Perché si mangia l’oca a San Martino?
Sul finire del mese di novembre, dopo aver accumulato nutrimento nel periodo estivo, l’oca rallenta il suo metabolismo, accedendo ad uno stato semi letargico. Prima che questo accada, le sue carni, marezzate di grasso nobile, sono all’apice della generosità.
Per questo, tradizionalmente, siamo portati ad assaporare piatti a base di oca proprio in questo speciale momento, che precede il contegno della stagione dell’Avvento, che si prolungherà sino alle festività natalizie.
Il Friularo DOCG si sposa perfettamente con l’oca, assecondando e contrastando, secondo quei principi fondamentali della gastronomia antica, la tendenza ricca e maestosa dell’oca, con un finale straordinariamente asciutto e solenne.
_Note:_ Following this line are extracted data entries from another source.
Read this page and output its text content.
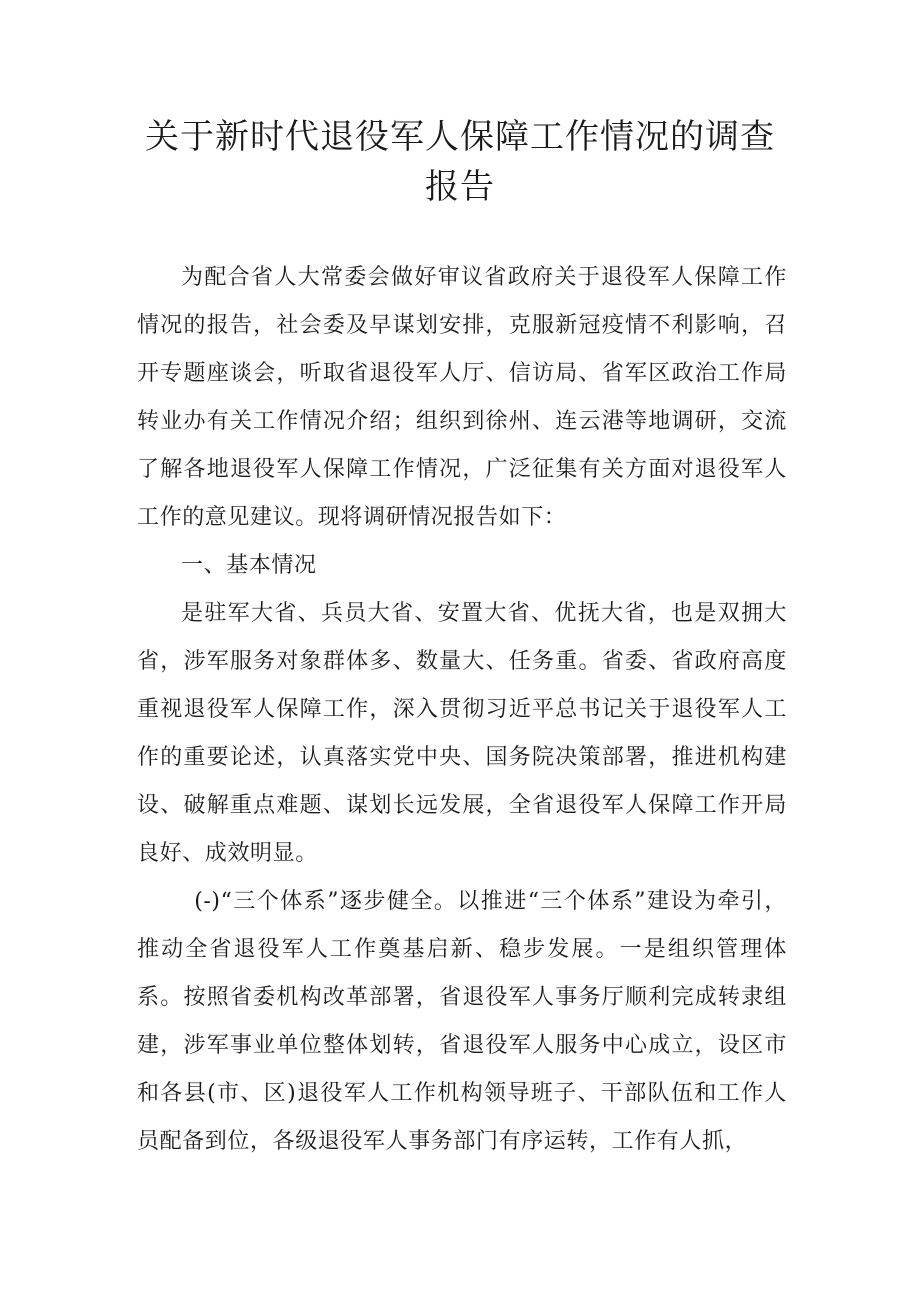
关于新时代退役军人保障工作情况的调查
报告

为配合省人大常委会做好审议省政府关于退役军人保障工作情况的报告，社会委及早谋划安排，克服新冠疫情不利影响，召开专题座谈会，听取省退役军人厅、信访局、省军区政治工作局转业办有关工作情况介绍；组织到徐州、连云港等地调研，交流了解各地退役军人保障工作情况，广泛征集有关方面对退役军人工作的意见建议。现将调研情况报告如下：

一、基本情况

是驻军大省、兵员大省、安置大省、优抚大省，也是双拥大省，涉军服务对象群体多、数量大、任务重。省委、省政府高度重视退役军人保障工作，深入贯彻习近平总书记关于退役军人工作的重要论述，认真落实党中央、国务院决策部署，推进机构建设、破解重点难题、谋划长远发展，全省退役军人保障工作开局良好、成效明显。

(-)“三个体系”逐步健全。以推进“三个体系”建设为牵引，推动全省退役军人工作奠基启新、稳步发展。一是组织管理体系。按照省委机构改革部署，省退役军人事务厅顺利完成转隶组建，涉军事业单位整体划转，省退役军人服务中心成立，设区市和各县(市、区)退役军人工作机构领导班子、干部队伍和工作人员配备到位，各级退役军人事务部门有序运转，工作有人抓，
Nella campagna veneta, sin dal’Ottocento, il mese di novembre segnava la conclusione dei contratti agrari e quindi l’occasione di riflessioni e bilanci sull’anno produttivo.
L’oca in questo senso è beneaugurante: se il mezzadro può permettersi l’oca a metà novembre, nella ricorrenza di San Martino, il giorno 11, significa che l’anno è trascorso con successo e ha portato guadagni.
Da qui deriva il proverbio tipicamente padovano: “Chi no magna l’oca a San Martin, no vede el beco de un quattrin”, ossia chi non mangia l’oca a San Martino, non prende un soldo.